According to the largest container shipping company in the world (by revenue), the worldwide shipping industry finally looks to be in a great place. Analysts agree that the entire shipping sector is coming back strongly from a tough economic downturn, and is shrugging off new issues related to Russian sanctions.
Moller-Maersk, the Danish shipping and oil group, reported second quarter net profits that surpassed its previous forecasts. The shipping giant said that this strong growth was attributed to a growing demand for container transportation, which in turn increased profits and encouraged them to raise the company’s forecast for the year. According to recent reports, container shipping volume increased by 6.6 perfect in the quarter (year over year), compared to the same quarter in 2013.
It is a bellwether for global trade to a large extent, simply by virtue of its status as the world’s largest container shipping line.- Analyst for Macquarie Securities
Moller-Maersk has announced second-quarter net profits of $2.25 billion, which beat the set expectations of $2.21 for the financial period.

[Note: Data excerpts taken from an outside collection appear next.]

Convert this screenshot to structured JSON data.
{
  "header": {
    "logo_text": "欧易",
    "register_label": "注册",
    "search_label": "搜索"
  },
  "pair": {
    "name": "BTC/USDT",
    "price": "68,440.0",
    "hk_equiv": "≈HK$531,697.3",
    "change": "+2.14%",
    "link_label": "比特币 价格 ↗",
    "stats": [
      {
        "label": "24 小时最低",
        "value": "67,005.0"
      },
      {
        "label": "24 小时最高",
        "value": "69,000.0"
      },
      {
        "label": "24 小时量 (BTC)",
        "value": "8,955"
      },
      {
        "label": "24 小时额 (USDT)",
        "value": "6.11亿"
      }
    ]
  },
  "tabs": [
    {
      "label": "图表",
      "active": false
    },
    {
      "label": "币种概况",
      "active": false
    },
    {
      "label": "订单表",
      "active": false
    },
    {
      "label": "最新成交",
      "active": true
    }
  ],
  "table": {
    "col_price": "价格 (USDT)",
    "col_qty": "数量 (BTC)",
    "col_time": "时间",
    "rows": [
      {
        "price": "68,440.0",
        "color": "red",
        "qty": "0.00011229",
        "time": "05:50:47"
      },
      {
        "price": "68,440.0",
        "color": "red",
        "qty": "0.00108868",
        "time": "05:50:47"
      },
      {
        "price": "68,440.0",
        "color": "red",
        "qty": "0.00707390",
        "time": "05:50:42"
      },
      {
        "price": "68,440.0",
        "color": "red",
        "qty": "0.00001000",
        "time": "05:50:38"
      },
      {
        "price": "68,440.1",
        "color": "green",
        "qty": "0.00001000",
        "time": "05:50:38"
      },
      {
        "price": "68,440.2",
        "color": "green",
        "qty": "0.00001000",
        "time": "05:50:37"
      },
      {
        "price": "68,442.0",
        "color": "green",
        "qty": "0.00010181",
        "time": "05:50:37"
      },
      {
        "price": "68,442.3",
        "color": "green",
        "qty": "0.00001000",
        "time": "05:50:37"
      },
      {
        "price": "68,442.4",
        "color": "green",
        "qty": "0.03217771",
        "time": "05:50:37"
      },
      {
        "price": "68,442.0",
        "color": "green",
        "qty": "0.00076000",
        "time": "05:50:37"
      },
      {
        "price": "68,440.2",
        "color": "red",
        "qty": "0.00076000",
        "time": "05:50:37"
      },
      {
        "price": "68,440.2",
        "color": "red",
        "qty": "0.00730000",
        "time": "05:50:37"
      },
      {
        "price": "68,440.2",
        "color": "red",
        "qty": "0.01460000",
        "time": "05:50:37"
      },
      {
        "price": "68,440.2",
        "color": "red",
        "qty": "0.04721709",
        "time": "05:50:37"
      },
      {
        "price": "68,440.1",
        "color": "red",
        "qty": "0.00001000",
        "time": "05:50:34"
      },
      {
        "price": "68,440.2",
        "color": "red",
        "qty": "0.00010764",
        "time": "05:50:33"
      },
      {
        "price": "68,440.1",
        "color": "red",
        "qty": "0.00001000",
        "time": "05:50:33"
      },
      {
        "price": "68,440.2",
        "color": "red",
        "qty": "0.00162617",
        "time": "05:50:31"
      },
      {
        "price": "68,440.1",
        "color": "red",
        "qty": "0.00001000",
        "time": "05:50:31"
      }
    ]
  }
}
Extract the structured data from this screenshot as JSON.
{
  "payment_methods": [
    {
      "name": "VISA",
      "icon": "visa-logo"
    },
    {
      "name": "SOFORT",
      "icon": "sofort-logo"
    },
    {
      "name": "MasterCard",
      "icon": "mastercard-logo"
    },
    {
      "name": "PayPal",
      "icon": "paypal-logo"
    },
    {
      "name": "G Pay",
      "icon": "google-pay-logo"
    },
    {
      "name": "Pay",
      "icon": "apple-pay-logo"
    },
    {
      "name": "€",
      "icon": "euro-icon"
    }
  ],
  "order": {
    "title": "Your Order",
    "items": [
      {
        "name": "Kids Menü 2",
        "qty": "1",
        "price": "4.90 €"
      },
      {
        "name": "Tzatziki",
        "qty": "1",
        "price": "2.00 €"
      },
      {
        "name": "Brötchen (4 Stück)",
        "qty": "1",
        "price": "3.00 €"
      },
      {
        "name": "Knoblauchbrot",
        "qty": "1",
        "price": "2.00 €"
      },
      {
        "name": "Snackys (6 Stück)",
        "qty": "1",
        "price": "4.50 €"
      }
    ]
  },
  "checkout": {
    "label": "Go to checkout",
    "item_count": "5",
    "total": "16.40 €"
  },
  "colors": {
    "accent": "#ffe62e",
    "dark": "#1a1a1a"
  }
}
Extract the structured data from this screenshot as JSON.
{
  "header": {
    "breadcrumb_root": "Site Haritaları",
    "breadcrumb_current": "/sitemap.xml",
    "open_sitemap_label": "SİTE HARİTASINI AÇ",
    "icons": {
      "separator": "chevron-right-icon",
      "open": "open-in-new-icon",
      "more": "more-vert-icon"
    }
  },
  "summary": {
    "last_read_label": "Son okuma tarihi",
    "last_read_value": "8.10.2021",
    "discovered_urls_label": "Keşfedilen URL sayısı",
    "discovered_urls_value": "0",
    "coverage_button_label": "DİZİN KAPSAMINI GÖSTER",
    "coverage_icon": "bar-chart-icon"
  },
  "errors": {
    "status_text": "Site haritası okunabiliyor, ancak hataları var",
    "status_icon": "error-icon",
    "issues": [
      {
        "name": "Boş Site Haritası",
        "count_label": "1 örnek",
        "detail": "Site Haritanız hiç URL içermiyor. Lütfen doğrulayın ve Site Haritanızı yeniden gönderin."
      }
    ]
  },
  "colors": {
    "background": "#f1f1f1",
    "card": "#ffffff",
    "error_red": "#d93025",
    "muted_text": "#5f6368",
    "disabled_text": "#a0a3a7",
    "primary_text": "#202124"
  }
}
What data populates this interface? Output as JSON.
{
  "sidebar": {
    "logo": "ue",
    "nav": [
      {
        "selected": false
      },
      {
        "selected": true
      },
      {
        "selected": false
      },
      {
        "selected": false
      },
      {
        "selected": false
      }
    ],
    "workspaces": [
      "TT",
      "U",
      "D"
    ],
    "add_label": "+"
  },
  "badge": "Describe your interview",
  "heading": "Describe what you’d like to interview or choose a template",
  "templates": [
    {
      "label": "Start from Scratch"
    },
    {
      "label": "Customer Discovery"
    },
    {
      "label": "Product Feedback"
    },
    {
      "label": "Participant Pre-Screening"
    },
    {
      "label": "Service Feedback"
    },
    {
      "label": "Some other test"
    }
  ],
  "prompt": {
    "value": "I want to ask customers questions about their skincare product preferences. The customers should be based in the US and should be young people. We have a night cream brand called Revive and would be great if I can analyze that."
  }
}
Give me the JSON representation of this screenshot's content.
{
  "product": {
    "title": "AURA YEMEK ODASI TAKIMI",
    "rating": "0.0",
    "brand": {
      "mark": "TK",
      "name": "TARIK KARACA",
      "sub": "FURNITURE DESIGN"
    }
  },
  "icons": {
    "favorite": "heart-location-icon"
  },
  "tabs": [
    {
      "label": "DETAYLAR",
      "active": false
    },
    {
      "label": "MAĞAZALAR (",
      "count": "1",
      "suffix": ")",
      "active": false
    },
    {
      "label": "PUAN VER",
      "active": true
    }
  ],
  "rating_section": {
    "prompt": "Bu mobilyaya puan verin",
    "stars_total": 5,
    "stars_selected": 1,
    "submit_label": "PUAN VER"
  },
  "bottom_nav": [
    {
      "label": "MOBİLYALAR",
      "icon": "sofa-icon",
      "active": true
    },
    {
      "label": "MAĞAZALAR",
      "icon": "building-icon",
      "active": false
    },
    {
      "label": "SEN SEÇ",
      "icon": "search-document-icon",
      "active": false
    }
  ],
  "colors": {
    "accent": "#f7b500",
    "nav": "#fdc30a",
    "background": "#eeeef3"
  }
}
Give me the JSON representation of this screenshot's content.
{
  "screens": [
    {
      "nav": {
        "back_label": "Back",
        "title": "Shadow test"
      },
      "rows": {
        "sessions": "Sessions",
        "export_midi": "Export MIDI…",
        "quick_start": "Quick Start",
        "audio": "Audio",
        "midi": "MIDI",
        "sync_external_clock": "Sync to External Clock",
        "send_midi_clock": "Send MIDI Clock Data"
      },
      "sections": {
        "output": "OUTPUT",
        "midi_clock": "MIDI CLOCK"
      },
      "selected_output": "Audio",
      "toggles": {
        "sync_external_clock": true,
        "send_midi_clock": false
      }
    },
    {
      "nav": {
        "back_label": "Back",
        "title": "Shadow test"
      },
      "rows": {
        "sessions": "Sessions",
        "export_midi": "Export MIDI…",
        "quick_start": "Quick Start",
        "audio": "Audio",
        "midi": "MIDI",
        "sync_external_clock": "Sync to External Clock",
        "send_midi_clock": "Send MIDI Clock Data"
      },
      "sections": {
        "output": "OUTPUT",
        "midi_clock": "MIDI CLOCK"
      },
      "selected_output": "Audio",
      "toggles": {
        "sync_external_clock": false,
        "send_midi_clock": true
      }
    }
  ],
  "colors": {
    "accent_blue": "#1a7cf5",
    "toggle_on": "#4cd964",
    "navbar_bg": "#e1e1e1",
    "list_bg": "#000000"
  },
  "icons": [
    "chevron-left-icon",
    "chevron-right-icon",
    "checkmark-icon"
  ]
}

The shipping unit of the firm, better known as Maersk Line, also performed better than expected. This unexpected performance prompted the company to increase its 2014 underlying profit projection by half of a billion dollars, rising to $4.5 billion from the previously announced figure of $ 4.0 billion.
Group CEO Nils Smedegaard Andersen has gone on record to state that the results were very satisfactory for the first half of 2014 and are in line with the company’s prediction that shipping revenues this would far surpass those from the dismal performance in 2013.
This quarter we have benefited from a pretty good pickup from the Asia to Europe trade.- Maersk CEO
According to officials, the company has been better able to manage the shipping line’s container capacity, thereby allowing Maersk Line to outperform the market and all of its competitors.
Tensions are high around Russia, who is still reeling from the repercussions of sanctions imposed by Western countries following the issues with Crimea back in March 2014. Analysts expect that this political and economic turmoil could possibly affect the company’s revenues. Nevertheless, Moller-Maersk announced that it will buy back $1 billion in shares in the coming 12 months.